Sometime around 1990, I had a girlfriend who was a news reporter for a radio station. Radio, like crime, does not pay – especially in such small markets as Terre Haute, Indiana, where we lived. She barely made ends meet on her poverty-level wages (supplemented by occasional cash infusions from Daddy). Although she drove a used-up, badly rusted first-generation Honda Prelude, she aspired to finer cars; in fact, her idea of a fabulous date was visiting a new-car dealer for test-drives. We did a lot of that, at least until we ran out of dealerships in the area.
At the Toyota dealership, she made up a story about being recently married and wanting to get into a family way, a situation to which her Prelude obviously wasn’t suited. The salesman steered us directly toward a long row of Camrys and handed me a key, despite my girlfriend having done all the talking.

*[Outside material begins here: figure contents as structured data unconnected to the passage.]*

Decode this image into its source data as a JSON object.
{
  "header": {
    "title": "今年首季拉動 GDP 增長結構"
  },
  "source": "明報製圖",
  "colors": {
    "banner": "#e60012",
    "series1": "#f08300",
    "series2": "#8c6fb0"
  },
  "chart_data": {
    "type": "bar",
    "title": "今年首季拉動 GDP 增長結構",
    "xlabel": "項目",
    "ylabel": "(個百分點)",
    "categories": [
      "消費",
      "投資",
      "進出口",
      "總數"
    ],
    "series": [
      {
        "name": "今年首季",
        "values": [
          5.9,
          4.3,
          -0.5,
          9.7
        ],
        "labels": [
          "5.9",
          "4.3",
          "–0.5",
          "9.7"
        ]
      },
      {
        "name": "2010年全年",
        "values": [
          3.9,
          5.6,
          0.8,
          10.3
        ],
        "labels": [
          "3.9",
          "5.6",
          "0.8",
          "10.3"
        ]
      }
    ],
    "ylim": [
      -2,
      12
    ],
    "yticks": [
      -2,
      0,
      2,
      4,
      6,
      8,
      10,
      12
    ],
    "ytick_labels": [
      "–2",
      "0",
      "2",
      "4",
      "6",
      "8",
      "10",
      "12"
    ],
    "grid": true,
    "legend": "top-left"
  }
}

As a naive youth, I had staunchly bought American cars, and had never before driven a Japanese car. While sitting in that Camry listening to the salesman yammer, I saw that what everybody was saying was true: Every detail on this Camry was tight and right.
But then I drove it. It was as if Toyota had erected a cognitive-dissonance field around the steering wheel. I felt the wheel in my hands, and it was steering the car; however, when I turned it, the wheel didn’t seem to actually be there. That was my first experience with Toyota’s famously numb steering.
Clearly, that didn’t matter to the millions of people who bought these cars and then drove them for years. I don’t remember when they finally started disappearing from the roads around here, but it’s been long enough ago that I was surprised to find this one during a recent visit to–where else–Terre Haute.